Biography
Clara Heyn was a Professor of Botany at the Hebrew University of Jerusalem, where she helped to build up the herbarium and served as a popular teacher.
Heyn (née Blau) was born in Cluj, Romania, moving with her family to Baden, Austria, in 1931, and then to Vienna in 1937. In the time of the Anschluss, they relocated to British Mandate Palestine.
In Palestine Heyn trained as a teacher and worked in a primary school for seven years. She married Zalman Heyn, a government spokesperson, in 1946. They had two children.
In the year before her marriage, Heyn had attended a lecture by Yeshayahu Leibowitz (1903-1994), which inspired her to study biology at the Hebrew University of Jerusalem. Her plans were interrupted by the Israeli War of Independence (1947-1949), during which she served in the Defence Forces. Returning to university, she completed an MSc in botany, focusing on cytotaxonomy, in 1954, and in 1960 published her PhD thesis, "A monographic revision of annual species of Medicago L. in the sections Spirocarpus Ser. and Orbiculares Urb." The genus Medicago and the legume family continued to be her main area of expertise. She also published work on the Umbelliferae and Compositae.
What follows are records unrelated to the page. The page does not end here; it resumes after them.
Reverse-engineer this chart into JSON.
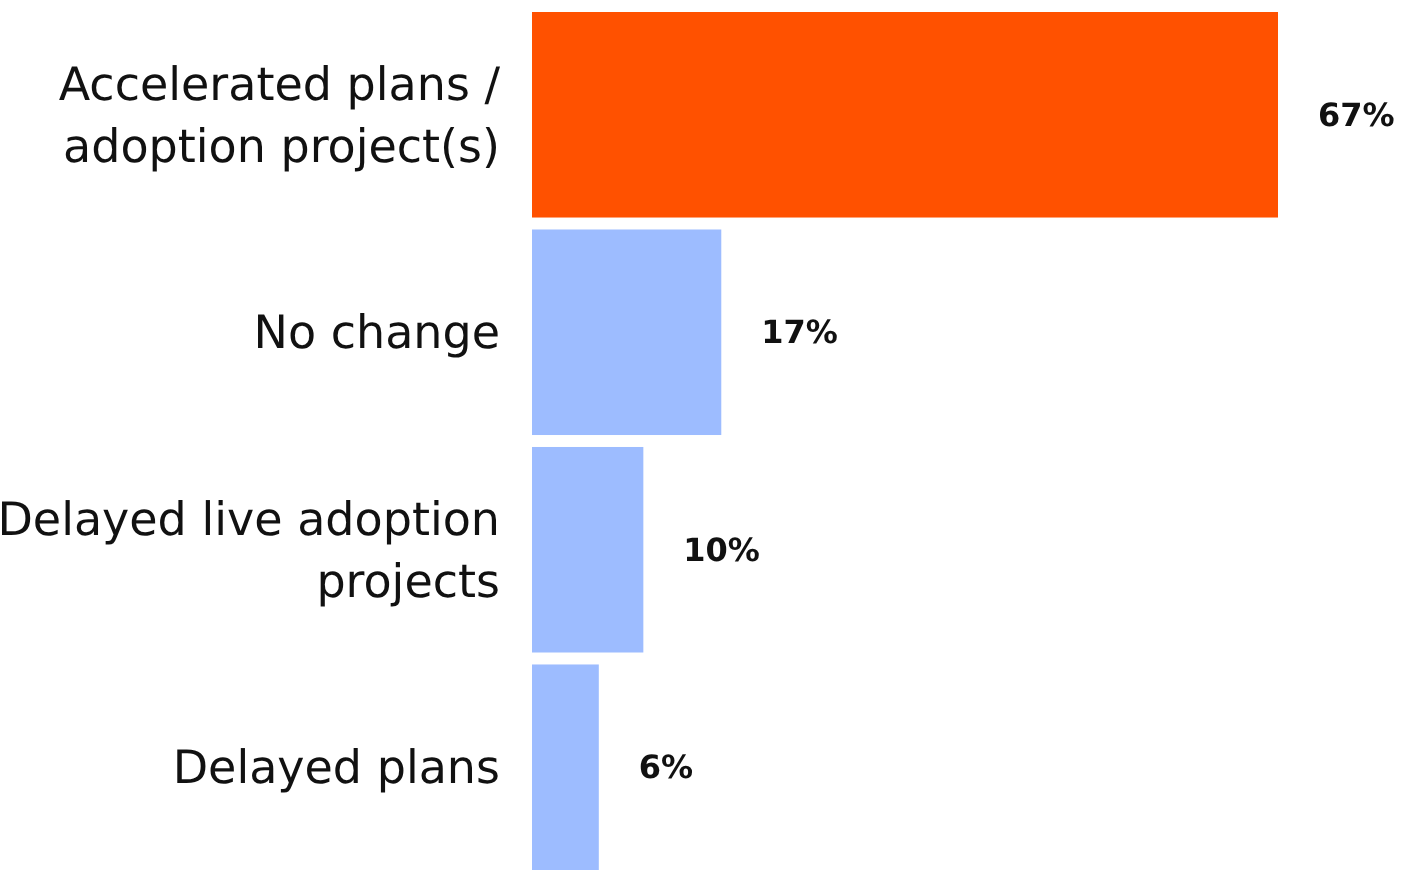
{
  "chart_data": {
    "type": "bar",
    "orientation": "horizontal",
    "categories": [
      "Accelerated plans / adoption project(s)",
      "No change",
      "Delayed live adoption projects",
      "Delayed plans"
    ],
    "values": [
      67,
      17,
      10,
      6
    ],
    "colors": [
      "#ff5100",
      "#9dbcff",
      "#9dbcff",
      "#9dbcff"
    ],
    "value_labels": [
      "67%",
      "17%",
      "10%",
      "6%"
    ]
  }
}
Heyn joined the staff of the Hebrew University in 1962, being promoted to full professor in 1978. She directed the university herbarium from 1969-1997, launching a computerised database of its collections in 1980.
In the 1970s Heyn began studying mosses with Dr. Ilana Herrnstadt, while in the 1980s she turned her attentions to pollination biology. She contributed to many regional floras, including the Flora of Turkey and the East Aegean Islands and Flora Iranica.
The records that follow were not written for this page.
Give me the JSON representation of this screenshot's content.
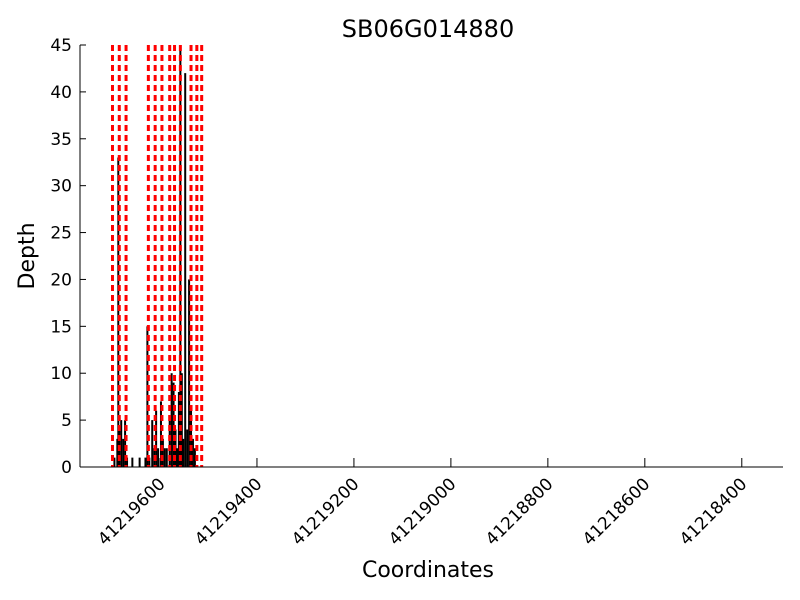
{
  "chart_data": {
    "type": "bar",
    "title": "SB06G014880",
    "xlabel": "Coordinates",
    "ylabel": "Depth",
    "xlim": [
      41219765,
      41218315
    ],
    "ylim": [
      0,
      45
    ],
    "x_reversed": true,
    "grid": false,
    "y_ticks": [
      0,
      5,
      10,
      15,
      20,
      25,
      30,
      35,
      40,
      45
    ],
    "x_ticks": [
      41219600,
      41219400,
      41219200,
      41219000,
      41218800,
      41218600,
      41218400
    ],
    "depth_bars": [
      {
        "x": 41219694,
        "y": 1
      },
      {
        "x": 41219688,
        "y": 3
      },
      {
        "x": 41219686,
        "y": 33
      },
      {
        "x": 41219684,
        "y": 4
      },
      {
        "x": 41219680,
        "y": 5
      },
      {
        "x": 41219676,
        "y": 3
      },
      {
        "x": 41219672,
        "y": 5
      },
      {
        "x": 41219668,
        "y": 1
      },
      {
        "x": 41219657,
        "y": 1
      },
      {
        "x": 41219642,
        "y": 1
      },
      {
        "x": 41219630,
        "y": 1
      },
      {
        "x": 41219626,
        "y": 15
      },
      {
        "x": 41219622,
        "y": 1
      },
      {
        "x": 41219616,
        "y": 5
      },
      {
        "x": 41219612,
        "y": 2
      },
      {
        "x": 41219608,
        "y": 6
      },
      {
        "x": 41219604,
        "y": 2
      },
      {
        "x": 41219598,
        "y": 7
      },
      {
        "x": 41219594,
        "y": 3
      },
      {
        "x": 41219590,
        "y": 2
      },
      {
        "x": 41219586,
        "y": 2
      },
      {
        "x": 41219580,
        "y": 5
      },
      {
        "x": 41219576,
        "y": 10
      },
      {
        "x": 41219572,
        "y": 9
      },
      {
        "x": 41219568,
        "y": 4
      },
      {
        "x": 41219564,
        "y": 2
      },
      {
        "x": 41219561,
        "y": 8
      },
      {
        "x": 41219558,
        "y": 45
      },
      {
        "x": 41219555,
        "y": 10
      },
      {
        "x": 41219552,
        "y": 3
      },
      {
        "x": 41219548,
        "y": 42
      },
      {
        "x": 41219544,
        "y": 4
      },
      {
        "x": 41219540,
        "y": 20
      },
      {
        "x": 41219536,
        "y": 6
      },
      {
        "x": 41219532,
        "y": 3
      },
      {
        "x": 41219528,
        "y": 2
      }
    ],
    "exon_boundaries": [
      41219698,
      41219684,
      41219670,
      41219624,
      41219610,
      41219596,
      41219580,
      41219570,
      41219558,
      41219536,
      41219524,
      41219514
    ],
    "boundary_line_color": "#ff0000",
    "bar_color": "#000000"
  }
}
Heyn was one of the founders of Optima, the organisation of Mediterranean Sea botanists, in 1974, and was awarded its gold medal in 1995. She also served on many other academic boards and committees.
While suffering with cancer in her old age, Heyn continued to work on the Bryophyte Flora of Israel, which was published posthumously in 2004 (with Ilana Herrnstadt, Helene Bischler and Suzanne Jovet-Ast). Heyn died on 27 December 1998.
Sources:
N. Kirsh, 2006, "Clara Heyn, 1924-1998", Jewish Women: A Comprehensive Historical Encyclopedia:
http://jwa.org/encyclopedia/article/heyn-clara, accessed 4 July 2012
N.L. Gil-ad and I. Herrnstadt, 1999, "C. Clara Heyn (1924-1998)", Taxon, 48(2): 427-430
I. Herrnstadt & D. Zohary, 1999, "C. Clara Heyn (1924-1998), Flora Mediterranea, 9: 11-16.